Reflections on the Arab protests

Michael Hudson, Professor of International Relations at Georgetown University, has written a lengthy essay reflecting on the current wave of Arab protests. It ends with a series of challenges for Middle East analysts: five points of "conventional wisdom" that need to be re-examined. They are:

(1) The "durability of authoritarianism". How valid now is the argument that mukhabarat states can keep several steps ahead of societal opposition through better access to and use of new technologies of information and repression? 

(2) Democratisation is an inappropriate goal and impossible to achieve in the Arab world. Were the so-called "demo-crazy" analysts really so blinded by their presumed liberal preferences? 

(3) Populations are passive – anaesthetised by the opium of the rentier state or bowed down by the burdens of daily life or cowed by fear of the mukhabarat. How then to explain the extraordinary massive popular protests? 

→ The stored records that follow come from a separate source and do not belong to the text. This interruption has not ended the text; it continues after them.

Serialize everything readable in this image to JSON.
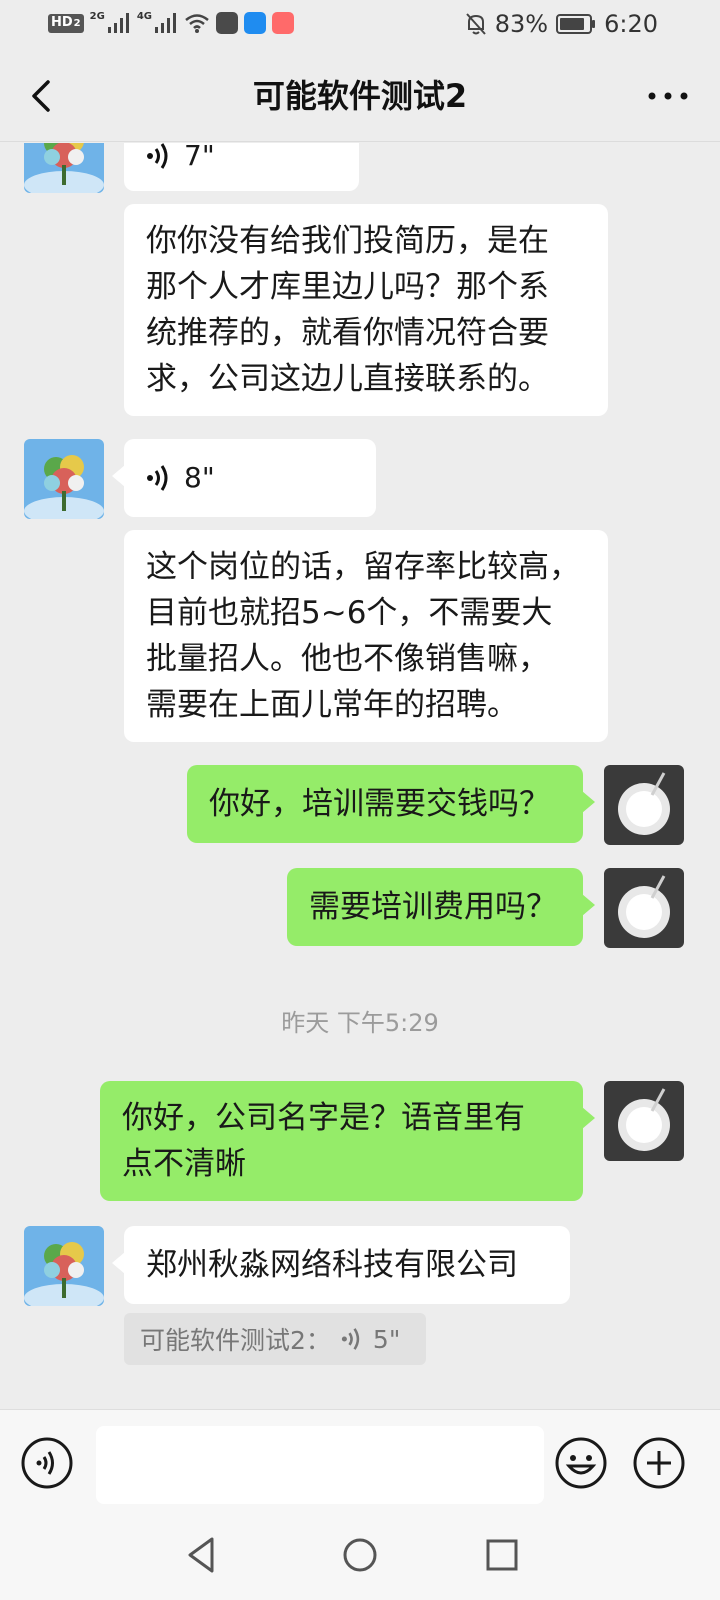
{
  "status_bar": {
    "hd_label": "HD",
    "hd_index": "2",
    "net1": "2G",
    "net2": "4G",
    "battery": "83%",
    "time": "6:20"
  },
  "header": {
    "title": "可能软件测试2"
  },
  "messages": {
    "m0": {
      "side": "left",
      "type": "voice",
      "duration": "7\""
    },
    "m1": {
      "side": "left",
      "type": "text",
      "lines": [
        "你你没有给我们投简历，是在",
        "那个人才库里边儿吗？那个系",
        "统推荐的，就看你情况符合要",
        "求，公司这边儿直接联系的。"
      ]
    },
    "m2": {
      "side": "left",
      "type": "voice",
      "duration": "8\""
    },
    "m3": {
      "side": "left",
      "type": "text",
      "lines": [
        "这个岗位的话，留存率比较高，",
        "目前也就招5~6个，不需要大",
        "批量招人。他也不像销售嘛，",
        "需要在上面儿常年的招聘。"
      ]
    },
    "m4": {
      "side": "right",
      "type": "text",
      "lines": [
        "你好，培训需要交钱吗？"
      ]
    },
    "m5": {
      "side": "right",
      "type": "text",
      "lines": [
        "需要培训费用吗？"
      ]
    },
    "timestamp": "昨天 下午5:29",
    "m6": {
      "side": "right",
      "type": "text",
      "lines": [
        "你好，公司名字是？语音里有",
        "点不清晰"
      ]
    },
    "m7": {
      "side": "left",
      "type": "text",
      "lines": [
        "郑州秋淼网络科技有限公司"
      ]
    },
    "quote": {
      "sender": "可能软件测试2：",
      "duration": "5\""
    }
  },
  "input_bar": {
    "voice_icon": "voice-mode-icon",
    "emoji_icon": "emoji-icon",
    "plus_icon": "plus-icon",
    "placeholder": ""
  },
  "nav_bar": {
    "icons": [
      "back-triangle-icon",
      "home-circle-icon",
      "recents-square-icon"
    ]
  },
  "colors": {
    "background": "#ededed",
    "incoming_bubble": "#ffffff",
    "outgoing_bubble": "#95ec69",
    "timestamp_text": "#9b9b9b"
  }
}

(4) Arab nationalism is dead; people are reverting to their primordial affiliations. But how then to explain the so-called "contagion effect" of the Tunisian and Egyptian upheavals? Facebook alone did not cause them. 

(5) The Middle East regional system is essentially stable; states still are the prime units; the regional balance of power is stable; and the system is still encased in American hegemony. But how then to explain the strategic setback suffered by the United States and Washington’s apparent inability to manipulate the new situation.

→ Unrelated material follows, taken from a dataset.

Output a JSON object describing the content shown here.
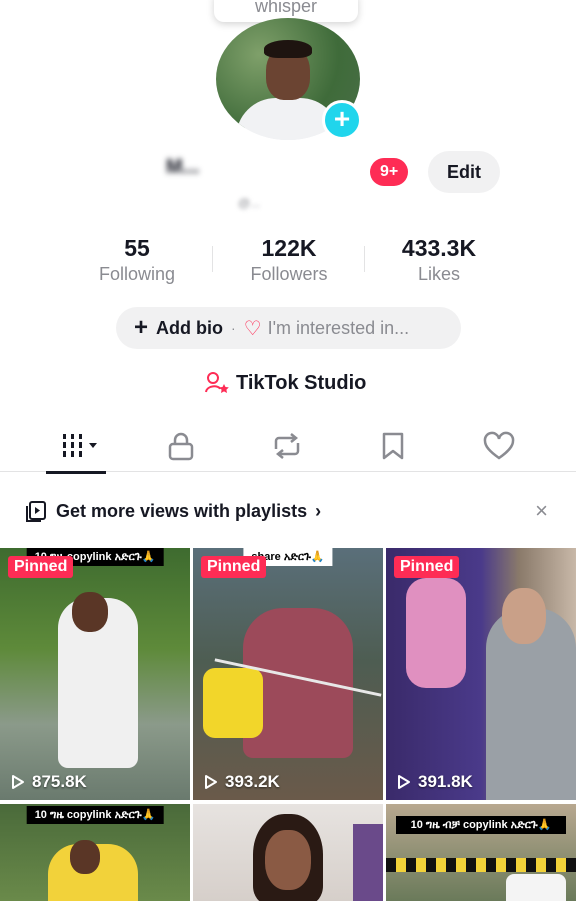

These are important questions that readers may like to reflect upon. I won't comment on them myself just now, except to say that we should be wary of trying to fit things into old frameworks. For example, I think it's fair to say that Arab nationalism, in the old anti-colonial sense, is pretty much dead and that people are probably not "reverting to their primordial affiliations". Instead, we are seeing a revival of Arab consciousness, with a stronger feeling of shared identity. Call that nationalism if you like, but it's different in character from traditional Arab nationalism.

Meanwhile, I shall be presenting some of my own reflections on the Arab uprisings in a talk at York University on Wednesday and I'll also post them here later in the week.